Republic never made the movie. Edward Small announced plans to film the book in 1939 under his deal with United Artists. However this was postponed when World War II was declared, as Small was reluctant to make such an expensive film in an uncertain marketplace. Plans to film the book were again announced in 1940 and 1941 but no movie resulted. Paramount eventually bought the rights off Small in 1943, including a script Seton I Miller had written for the producer in 1939; Miller had since become a writer and producer at Paramount. Alan Ladd was announced as star.

===Pre-Production===
In March 1944 it was announced Ladd would be re-inducted into the army but that this would be delayed so he could make Mast.

Brian Donlevy was originally going to play the sadistic captain but was given the role of Dana instead. Howard da Silva, who had just achieved fame playing Judd in Oklahoma! on Broadway, played the captain.

Mexican film star Esther Fernández had been signed to Paramount for two years without making a film. John Farrow watched some test footage she made and was impressed; she was brought back to play the female lead.

Due to war time restrictions – notably lack of transport – Paramount had endured many logistical difficulties filming the pirate movie Frenchman's Creek on location. This prompted them to decide to shoot Two Years Before the Mast entirely within the confines of the studio. Seascapes and soundscapes from Paramount's Souls at Sea (1937) were re-used.

The film heavily dramatised the memoir but attempted to be faithful. "Dana's tale is so well known that we shall have to stay close to the line of his yarn", said John Farrow, "Especially in the characters." Extensive research was done on the project for six months prior to shooting.

===Shooting===
Filming began in May 1944 and took 69 days. "We could do it in less but we've got to allow stubble to grow", said Farrow. "Chins have got to grow over with gray plush. May cost a hundred thousand. Depends on how long it takes those chins to sprout. But meantime, we can be shooting storms and Miss Fernandez."

Alan Ladd injured his back during filming and had to miss a week of shooting.

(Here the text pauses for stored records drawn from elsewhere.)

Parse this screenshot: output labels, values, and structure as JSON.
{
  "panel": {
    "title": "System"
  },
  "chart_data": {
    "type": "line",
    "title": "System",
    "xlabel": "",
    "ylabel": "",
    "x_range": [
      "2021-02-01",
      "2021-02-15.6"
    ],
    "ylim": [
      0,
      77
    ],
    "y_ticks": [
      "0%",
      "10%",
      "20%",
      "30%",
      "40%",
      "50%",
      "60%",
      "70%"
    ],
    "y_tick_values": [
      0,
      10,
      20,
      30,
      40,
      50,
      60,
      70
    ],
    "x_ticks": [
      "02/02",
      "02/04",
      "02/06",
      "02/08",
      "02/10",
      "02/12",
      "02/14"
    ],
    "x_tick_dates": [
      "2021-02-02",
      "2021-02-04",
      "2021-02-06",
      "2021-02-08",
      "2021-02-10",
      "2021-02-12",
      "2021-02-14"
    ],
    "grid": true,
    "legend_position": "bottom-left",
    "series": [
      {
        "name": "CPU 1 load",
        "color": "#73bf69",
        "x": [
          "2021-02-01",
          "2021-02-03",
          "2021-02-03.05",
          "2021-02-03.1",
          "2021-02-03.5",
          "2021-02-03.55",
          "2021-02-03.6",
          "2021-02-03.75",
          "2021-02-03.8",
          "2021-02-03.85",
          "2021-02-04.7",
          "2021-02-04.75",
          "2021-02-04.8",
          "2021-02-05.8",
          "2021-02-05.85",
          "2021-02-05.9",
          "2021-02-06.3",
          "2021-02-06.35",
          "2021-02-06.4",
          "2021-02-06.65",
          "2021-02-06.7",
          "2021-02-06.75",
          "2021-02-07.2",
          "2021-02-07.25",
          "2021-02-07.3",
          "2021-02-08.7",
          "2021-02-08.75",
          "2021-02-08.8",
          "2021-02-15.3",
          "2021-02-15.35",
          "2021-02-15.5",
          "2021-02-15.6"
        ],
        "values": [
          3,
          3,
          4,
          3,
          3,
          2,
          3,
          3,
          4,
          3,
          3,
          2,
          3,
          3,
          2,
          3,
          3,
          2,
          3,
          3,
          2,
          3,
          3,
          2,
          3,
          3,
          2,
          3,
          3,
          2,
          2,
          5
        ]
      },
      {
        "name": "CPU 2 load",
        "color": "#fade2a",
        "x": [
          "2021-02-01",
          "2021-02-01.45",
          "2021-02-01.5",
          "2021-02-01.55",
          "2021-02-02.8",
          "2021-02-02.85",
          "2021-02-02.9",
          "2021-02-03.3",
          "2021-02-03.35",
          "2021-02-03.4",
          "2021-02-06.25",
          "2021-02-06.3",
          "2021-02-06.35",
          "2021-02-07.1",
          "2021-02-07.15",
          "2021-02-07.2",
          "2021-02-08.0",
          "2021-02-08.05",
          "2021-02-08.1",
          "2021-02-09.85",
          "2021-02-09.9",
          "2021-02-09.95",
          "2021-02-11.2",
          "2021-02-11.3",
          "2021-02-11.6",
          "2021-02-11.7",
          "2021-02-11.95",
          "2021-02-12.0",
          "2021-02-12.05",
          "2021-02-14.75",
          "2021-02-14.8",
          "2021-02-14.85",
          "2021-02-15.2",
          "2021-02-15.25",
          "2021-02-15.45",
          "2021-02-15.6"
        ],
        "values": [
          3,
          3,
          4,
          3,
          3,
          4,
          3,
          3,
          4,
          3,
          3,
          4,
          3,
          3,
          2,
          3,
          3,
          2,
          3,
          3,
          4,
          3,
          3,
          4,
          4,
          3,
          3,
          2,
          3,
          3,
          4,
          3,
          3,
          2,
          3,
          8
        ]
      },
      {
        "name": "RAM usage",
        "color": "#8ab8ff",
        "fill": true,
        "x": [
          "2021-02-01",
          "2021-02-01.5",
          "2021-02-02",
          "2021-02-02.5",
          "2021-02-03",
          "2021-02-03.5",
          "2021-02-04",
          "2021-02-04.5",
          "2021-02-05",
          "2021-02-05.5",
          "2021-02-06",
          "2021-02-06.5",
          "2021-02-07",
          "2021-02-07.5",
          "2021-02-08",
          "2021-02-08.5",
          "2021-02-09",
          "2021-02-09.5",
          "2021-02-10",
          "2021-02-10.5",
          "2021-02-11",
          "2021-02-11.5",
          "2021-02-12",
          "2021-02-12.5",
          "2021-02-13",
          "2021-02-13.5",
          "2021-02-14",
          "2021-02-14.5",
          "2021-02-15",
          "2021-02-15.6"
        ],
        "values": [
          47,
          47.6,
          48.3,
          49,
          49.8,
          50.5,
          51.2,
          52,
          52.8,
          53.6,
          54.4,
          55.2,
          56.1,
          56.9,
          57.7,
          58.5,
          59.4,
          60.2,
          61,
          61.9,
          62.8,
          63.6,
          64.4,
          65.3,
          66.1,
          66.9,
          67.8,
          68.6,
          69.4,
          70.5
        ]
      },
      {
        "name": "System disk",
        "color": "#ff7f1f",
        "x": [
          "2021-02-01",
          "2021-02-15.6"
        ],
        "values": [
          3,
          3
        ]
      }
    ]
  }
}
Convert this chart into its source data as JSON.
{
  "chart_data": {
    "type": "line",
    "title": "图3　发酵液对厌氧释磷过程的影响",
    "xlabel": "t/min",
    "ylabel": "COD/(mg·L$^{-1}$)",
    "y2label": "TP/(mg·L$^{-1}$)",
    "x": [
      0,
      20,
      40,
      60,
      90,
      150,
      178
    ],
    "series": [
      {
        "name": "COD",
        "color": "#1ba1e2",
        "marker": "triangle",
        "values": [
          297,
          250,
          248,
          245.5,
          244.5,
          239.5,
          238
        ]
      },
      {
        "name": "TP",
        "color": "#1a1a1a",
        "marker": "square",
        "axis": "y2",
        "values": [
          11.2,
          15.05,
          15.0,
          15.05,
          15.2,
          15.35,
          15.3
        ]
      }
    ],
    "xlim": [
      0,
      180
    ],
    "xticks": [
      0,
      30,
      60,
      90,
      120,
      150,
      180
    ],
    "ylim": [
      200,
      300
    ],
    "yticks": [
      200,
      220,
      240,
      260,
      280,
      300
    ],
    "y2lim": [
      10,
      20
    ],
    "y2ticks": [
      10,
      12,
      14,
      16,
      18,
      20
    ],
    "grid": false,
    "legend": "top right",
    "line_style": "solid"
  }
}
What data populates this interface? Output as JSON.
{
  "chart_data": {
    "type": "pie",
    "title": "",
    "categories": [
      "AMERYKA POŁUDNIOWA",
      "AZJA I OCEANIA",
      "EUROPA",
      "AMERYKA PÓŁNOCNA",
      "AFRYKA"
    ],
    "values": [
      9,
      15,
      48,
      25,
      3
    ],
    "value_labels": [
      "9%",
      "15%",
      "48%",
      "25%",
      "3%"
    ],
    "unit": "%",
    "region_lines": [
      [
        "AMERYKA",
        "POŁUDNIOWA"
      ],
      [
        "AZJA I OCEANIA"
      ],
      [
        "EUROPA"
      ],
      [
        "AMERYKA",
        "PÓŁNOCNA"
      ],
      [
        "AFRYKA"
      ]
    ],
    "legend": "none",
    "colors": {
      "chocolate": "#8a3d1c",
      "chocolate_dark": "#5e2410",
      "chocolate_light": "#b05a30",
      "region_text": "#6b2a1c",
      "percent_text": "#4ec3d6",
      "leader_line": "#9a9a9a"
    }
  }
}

The movie was shot on three studio sound stages. Four stages were combined into one, for the interiors. There was another stage holding the water tank. Two models of the ship were built at a total cost of $150,000. Paramount were so pleased with Da Silva's performance they signed him to a seven-year contract. Darryl Hickman, who played the cabin boy, also impressed and was signed to a long-term contract.

==Release==
The film was not released until late 1946, after the release of several films Ladd made subsequent to Mast: Salty O'Rourke, The Blue Dahlia and O.S.S.. This also meant that Barry Fitzgerald, who became a star in Going My Way (1944) while the film was waiting for release, was upped to above the title billing.

===Box office===
Two Years Before the Mast was one of the most popular films released in the US that year. The Los Angeles Times described it as "a phenomenal hit". Variety listed it as the tenth most popular movie of 1946.

The success of the movie led to Ladd and Farrow being teamed seven years later on another period "sailing" movie, Botany Bay (1953).